This is kind of esoteric, so maybe someone can help double check my logic.
There is a way to estimate sensitivity of the ends. Radiation resistance of
short uniform current antennas is very easy to define using the formula
1580* (he/H)^2 . A 6 ft vertical drop with uniform current would have 1580*
(6/550)^2 = .188 ohms Rr.
Assuming current is limited by the 500 ohm Beverage impedance top-loading
the drop, the efficiency of a 6 ft vertical drop would be Rr/Rr+500 or
.0376%. or -34.2dB. This would assume zero ground loss (perfect soil) for
the vertical drop, so the actual radiation would be less due to earth losses
in the near field and Fresnel zone (certainly about 6dB or so less). The
feeds would be about -40dB radiation efficiency. We'd have to add some small
gain because the radiation would be concentrated from the pattern nulls that
go straight up and down from the vertical drop.
If the peak gain of the Beverage is -14dB, the combined end-drops would
certainly be at least 20 to 35dB less sensitivity than the antenna peak.

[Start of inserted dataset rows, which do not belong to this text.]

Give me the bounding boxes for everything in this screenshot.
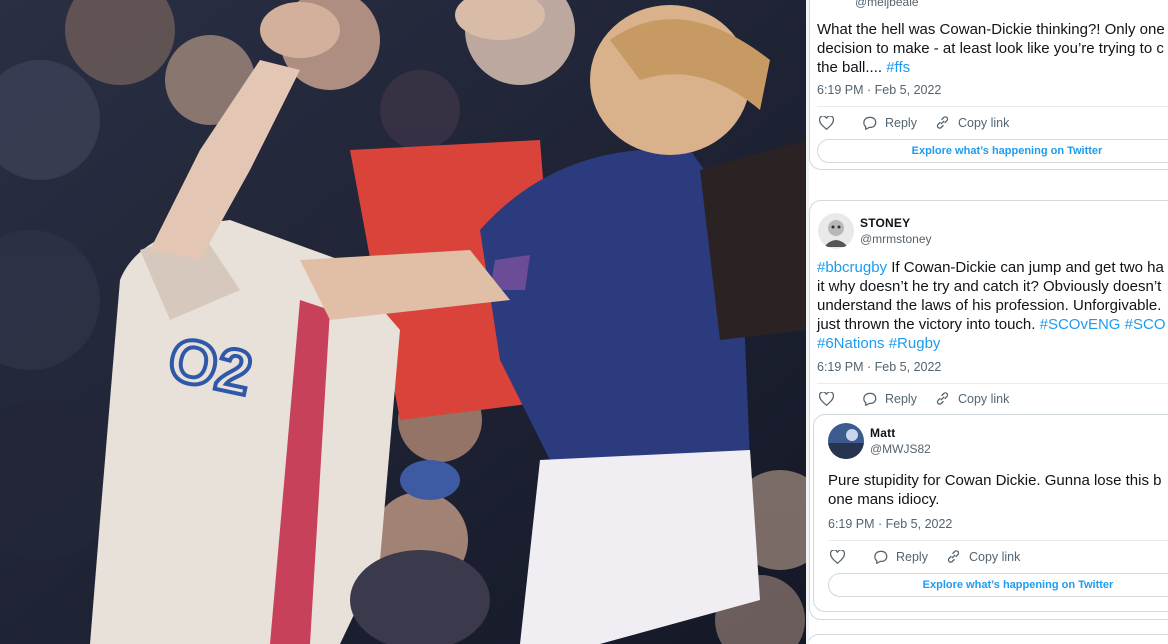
tweet-text-line: understand the laws of his profession. U… [817, 297, 1162, 314]
reply-label: Reply [896, 549, 928, 564]
tweet-text-line: the ball.... #ffs [817, 59, 911, 76]
tweet-text-line: #6Nations #Rugby [817, 334, 1166, 353]
tweet-username[interactable]: @meljbeale [855, 0, 919, 9]
heart-icon [819, 391, 834, 406]
hashtag[interactable]: #bbcrugby [817, 259, 887, 276]
reply-label: Reply [885, 115, 917, 130]
like-button[interactable] [830, 549, 853, 564]
tweet-timestamp[interactable]: 6:19 PM · Feb 5, 2022 [817, 83, 941, 97]
tweet-text: #bbcrugby If Cowan-Dickie can jump and g… [817, 258, 1166, 353]
tweet-card[interactable]: @meljbeale What the hell was Cowan-Dicki… [809, 0, 1168, 170]
avatar[interactable] [818, 213, 854, 249]
tweet-actions: Reply Copy link [819, 115, 1027, 130]
like-button[interactable] [819, 391, 842, 406]
tweet-username[interactable]: @mrmstoney [860, 231, 932, 247]
avatar-image [818, 213, 854, 249]
divider [817, 383, 1168, 384]
tweet-display-name[interactable]: STONEY [860, 215, 932, 231]
tweet-text: Pure stupidity for Cowan Dickie. Gunna l… [828, 471, 1162, 509]
tweet-text-line: one mans idiocy. [828, 491, 940, 508]
tweet-text-line: just thrown the victory into touch. #SCO… [817, 316, 1166, 333]
explore-button[interactable]: Explore what’s happening on Twitter [817, 139, 1168, 163]
tweet-timestamp[interactable]: 6:19 PM · Feb 5, 2022 [828, 517, 952, 531]
divider [828, 540, 1168, 541]
like-button[interactable] [819, 115, 842, 130]
copy-link-label: Copy link [957, 115, 1010, 130]
tweet-text-line: What the hell was Cowan-Dickie thinking?… [817, 21, 1165, 38]
tweet-actions: Reply Copy link [830, 549, 1038, 564]
tweet-timestamp[interactable]: 6:19 PM · Feb 5, 2022 [817, 360, 941, 374]
hashtag[interactable]: #ffs [886, 59, 910, 76]
tweet-feed: @meljbeale What the hell was Cowan-Dicki… [809, 0, 1168, 644]
tweet-text-line: it why doesn’t he try and catch it? Obvi… [817, 278, 1162, 295]
tweet-text-line: decision to make - at least look like yo… [817, 40, 1164, 57]
copy-link-label: Copy link [957, 391, 1010, 406]
copy-link-button[interactable]: Copy link [935, 115, 1009, 130]
reply-button[interactable]: Reply [862, 392, 917, 406]
tweet-username[interactable]: @MWJS82 [870, 441, 931, 457]
divider [817, 106, 1168, 107]
rugby-photo: O2 [0, 0, 806, 644]
link-icon [936, 392, 949, 405]
reply-button[interactable]: Reply [862, 116, 917, 130]
tweet-display-name[interactable]: Matt [870, 425, 931, 441]
hashtag[interactable]: #Rugby [889, 335, 941, 352]
avatar[interactable] [828, 423, 864, 459]
heart-icon [819, 115, 834, 130]
tweet-text-line: #bbcrugby If Cowan-Dickie can jump and g… [817, 259, 1164, 276]
reply-button[interactable]: Reply [873, 550, 928, 564]
tweet-actions: Reply Copy link [819, 391, 1027, 406]
next-tweet-card[interactable] [809, 634, 1168, 644]
tweet-author[interactable]: Matt @MWJS82 [828, 423, 931, 459]
reply-icon [863, 392, 877, 406]
copy-link-label: Copy link [968, 549, 1021, 564]
explore-button[interactable]: Explore what’s happening on Twitter [828, 573, 1168, 597]
avatar-image [828, 423, 864, 459]
hashtag[interactable]: #SCOvENG [1040, 316, 1121, 333]
tweet-text-line: Pure stupidity for Cowan Dickie. Gunna l… [828, 472, 1162, 489]
quoted-tweet[interactable]: Matt @MWJS82 Pure stupidity for Cowan Di… [813, 414, 1168, 612]
tweet-text: What the hell was Cowan-Dickie thinking?… [817, 20, 1165, 77]
tweet-author[interactable]: STONEY @mrmstoney [818, 213, 932, 249]
link-icon [947, 550, 960, 563]
reply-icon [874, 550, 888, 564]
copy-link-button[interactable]: Copy link [946, 549, 1020, 564]
tweet-card[interactable]: STONEY @mrmstoney #bbcrugby If Cowan-Dic… [809, 200, 1168, 620]
hashtag[interactable]: #SCO [1125, 316, 1166, 333]
copy-link-button[interactable]: Copy link [935, 391, 1009, 406]
reply-label: Reply [885, 391, 917, 406]
reply-icon [863, 116, 877, 130]
heart-icon [830, 549, 845, 564]
hashtag[interactable]: #6Nations [817, 335, 885, 352]
link-icon [936, 116, 949, 129]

Models show a 6ft vertical T with 500 ohm series loss over lossless soil has
about 22 db less gain than a Beverage over lossy earth. Earth losses would
reduce the T gain by another several dB in the real world, but then the
horizontal wires (even when balanced) radiate more than the vertical area of
the T. The only way the horizontal wires won't radiate is over perfect
earth. (The purpose of the T is only to show the radiation of the vertical
section agrees with the estimate, and the horizontal section does radiate
significantly.)
It looks like this all crosschecks to me. As long as the peak gain of the
Beverage is not pushed down lower than -20dBi, and as long as you don't need
deeper than -20 to -30dB nulls, we could ignore the drops. (Which seems to
be what people find, that it is unimportant.) If you had a really sensitive
Beverage (lossy earth) then the ends would mean less. Over high conductivity
soil they would mean more because the antenna sensitivity would be less.